Is Chicago about to experience a ‘drop’ in carjackings? Our crystal ball says ‘yes.’

The Chicago vehicular hijacking task force seizes a carjacked vehicle in April 2022. | CPD

Your friendly CWBChicago team learned a long time ago to stay out of the prediction business. So, it’s against our better judgment that we make this prediction: Chicago will experience a sharp drop in carjackings during the last three months of this year.

We’ll make a second prediction, too: Chicago Police Department leaders will be bragging about the decline nearly non-stop.

Hijackings are still occurring far more often than before the current surge began in May 2020.

In fact, two armed men carjacked a driver in the Gold Coast around 10:15 a.m. Monday, according to Chicago police. The hijackers followed a 50-year-old man as he walked in the neighborhood, then confronted him and took his keys at gunpoint in the first block of West Schiller, a CPD spokesperson said. The duo drove away in the victim’s gray Infiniti.

So, why do we think carjacking reports will be “down” through the end of the year?

Because there were so many carjackings in the last four months of last year, the only way hijacking reports could rise is if the city’s criminal elements set new monthly records.

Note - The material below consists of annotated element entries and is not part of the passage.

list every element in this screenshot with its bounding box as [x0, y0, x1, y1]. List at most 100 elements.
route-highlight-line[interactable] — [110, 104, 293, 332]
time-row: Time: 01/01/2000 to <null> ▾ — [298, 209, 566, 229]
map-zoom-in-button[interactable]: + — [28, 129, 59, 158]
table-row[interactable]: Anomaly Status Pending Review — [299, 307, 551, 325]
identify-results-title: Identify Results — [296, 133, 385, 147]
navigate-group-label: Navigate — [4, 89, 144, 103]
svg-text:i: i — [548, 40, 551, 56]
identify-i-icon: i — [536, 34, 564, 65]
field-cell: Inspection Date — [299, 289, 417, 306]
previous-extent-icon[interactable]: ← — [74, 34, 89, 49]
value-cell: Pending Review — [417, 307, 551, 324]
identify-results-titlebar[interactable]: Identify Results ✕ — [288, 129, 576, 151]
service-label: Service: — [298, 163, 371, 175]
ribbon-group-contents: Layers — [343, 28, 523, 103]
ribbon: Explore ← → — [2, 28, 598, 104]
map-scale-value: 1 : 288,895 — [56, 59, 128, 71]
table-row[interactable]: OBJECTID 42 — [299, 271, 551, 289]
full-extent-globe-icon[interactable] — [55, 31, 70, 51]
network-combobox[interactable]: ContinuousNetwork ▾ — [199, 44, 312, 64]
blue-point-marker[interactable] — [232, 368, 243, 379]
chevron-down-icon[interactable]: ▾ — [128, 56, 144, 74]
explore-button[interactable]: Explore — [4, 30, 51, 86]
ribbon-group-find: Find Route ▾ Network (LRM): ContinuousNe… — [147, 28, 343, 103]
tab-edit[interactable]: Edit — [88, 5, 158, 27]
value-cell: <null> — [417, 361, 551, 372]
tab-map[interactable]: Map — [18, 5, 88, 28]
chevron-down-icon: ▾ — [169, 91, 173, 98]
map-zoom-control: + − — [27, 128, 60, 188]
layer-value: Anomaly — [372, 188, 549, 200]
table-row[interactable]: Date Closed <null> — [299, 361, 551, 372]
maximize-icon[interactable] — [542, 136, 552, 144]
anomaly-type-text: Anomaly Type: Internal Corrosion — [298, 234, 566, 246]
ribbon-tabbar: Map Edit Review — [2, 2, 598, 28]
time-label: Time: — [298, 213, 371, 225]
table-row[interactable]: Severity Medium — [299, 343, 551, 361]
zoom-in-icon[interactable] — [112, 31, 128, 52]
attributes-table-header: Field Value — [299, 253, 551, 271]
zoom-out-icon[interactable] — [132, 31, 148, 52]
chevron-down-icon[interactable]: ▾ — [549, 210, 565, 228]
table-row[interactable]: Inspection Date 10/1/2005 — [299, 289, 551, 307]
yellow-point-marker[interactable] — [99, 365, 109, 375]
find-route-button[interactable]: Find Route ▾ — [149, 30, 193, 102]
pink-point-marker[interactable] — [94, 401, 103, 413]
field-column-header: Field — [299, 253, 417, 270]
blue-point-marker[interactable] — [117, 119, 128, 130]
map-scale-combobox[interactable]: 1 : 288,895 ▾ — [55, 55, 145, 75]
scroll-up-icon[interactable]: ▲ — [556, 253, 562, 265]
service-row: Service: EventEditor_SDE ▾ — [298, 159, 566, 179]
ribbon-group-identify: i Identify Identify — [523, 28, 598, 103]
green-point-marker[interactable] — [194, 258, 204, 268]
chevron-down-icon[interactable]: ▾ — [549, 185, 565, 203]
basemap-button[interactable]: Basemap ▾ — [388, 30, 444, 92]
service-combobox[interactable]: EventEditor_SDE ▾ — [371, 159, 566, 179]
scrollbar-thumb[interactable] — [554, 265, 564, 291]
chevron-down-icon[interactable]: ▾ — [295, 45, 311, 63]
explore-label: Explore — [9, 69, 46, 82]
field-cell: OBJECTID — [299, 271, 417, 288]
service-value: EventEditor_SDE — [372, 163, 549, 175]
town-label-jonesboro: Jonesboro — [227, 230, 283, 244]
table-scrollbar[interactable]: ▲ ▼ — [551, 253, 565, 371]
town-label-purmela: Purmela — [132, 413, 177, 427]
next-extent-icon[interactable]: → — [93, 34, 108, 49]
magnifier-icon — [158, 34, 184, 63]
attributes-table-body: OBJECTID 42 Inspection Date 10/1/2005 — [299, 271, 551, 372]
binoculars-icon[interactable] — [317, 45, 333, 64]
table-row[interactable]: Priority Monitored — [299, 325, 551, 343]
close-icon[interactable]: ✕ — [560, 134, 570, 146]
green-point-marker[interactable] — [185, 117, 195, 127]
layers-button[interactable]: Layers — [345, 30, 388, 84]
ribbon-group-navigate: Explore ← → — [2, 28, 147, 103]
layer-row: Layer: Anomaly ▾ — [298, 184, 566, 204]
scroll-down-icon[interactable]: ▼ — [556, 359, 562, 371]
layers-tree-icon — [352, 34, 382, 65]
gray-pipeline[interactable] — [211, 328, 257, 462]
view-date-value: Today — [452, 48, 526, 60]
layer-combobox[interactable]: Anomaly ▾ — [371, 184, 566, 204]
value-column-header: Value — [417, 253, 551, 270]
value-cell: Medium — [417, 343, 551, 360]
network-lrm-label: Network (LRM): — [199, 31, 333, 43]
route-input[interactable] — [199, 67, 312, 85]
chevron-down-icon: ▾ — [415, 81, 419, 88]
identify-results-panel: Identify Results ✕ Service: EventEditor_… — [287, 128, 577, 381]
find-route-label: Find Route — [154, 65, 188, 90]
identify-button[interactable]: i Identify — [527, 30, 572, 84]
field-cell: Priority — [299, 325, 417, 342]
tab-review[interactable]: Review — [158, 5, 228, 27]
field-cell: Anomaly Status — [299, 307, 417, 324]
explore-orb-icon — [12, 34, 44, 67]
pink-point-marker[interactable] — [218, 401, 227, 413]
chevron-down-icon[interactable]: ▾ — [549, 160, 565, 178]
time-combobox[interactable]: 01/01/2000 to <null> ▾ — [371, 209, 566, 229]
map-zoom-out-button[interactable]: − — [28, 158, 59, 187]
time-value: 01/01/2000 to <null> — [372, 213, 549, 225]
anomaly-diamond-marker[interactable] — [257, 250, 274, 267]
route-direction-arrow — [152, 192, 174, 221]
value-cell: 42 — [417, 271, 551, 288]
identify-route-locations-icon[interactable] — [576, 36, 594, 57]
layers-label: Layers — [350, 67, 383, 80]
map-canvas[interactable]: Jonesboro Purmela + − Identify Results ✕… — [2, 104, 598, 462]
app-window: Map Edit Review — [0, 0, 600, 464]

According to CPD data, last September, October, November, and December were the sixth, fifth, fourth, and third-worst months for carjackings since at least 2001. Data for earlier years are not publicly available.

Take a look at this graph of monthly carjacking cases dating back to January 2001.

As you can see, this year (purple) has been setting monthly records for most of this year. But last year’s monthly totals (yellow) surged to heights that seem out of reach.  

The city had “only” 148 carjackings in September, far short of the worst September on record in September 2021. But last month still managed to be the second-worst September this millennium.

If the year-over-year declines materialize for the rest of the year, you can expect Chicago police leaders to talk about it relentlessly at their weekly press conferences.

After all, CPD Supt. David Brown has already starts those press sessions by bragging that year-over-year murders and shootings are down by double-digits. But, his comparison again is 2021, the worst year for shootings and murder in Chicago since the 1990s.

Will our predictions come true? Let’s hope so. The city could use fewer carjackings.

And if CPD starts bragging about the carjacking decline, let’s hope the reporters in front of Brown press him for specific reasons why he thinks the reduction is due to his department’s efforts and not a favorable comparison set.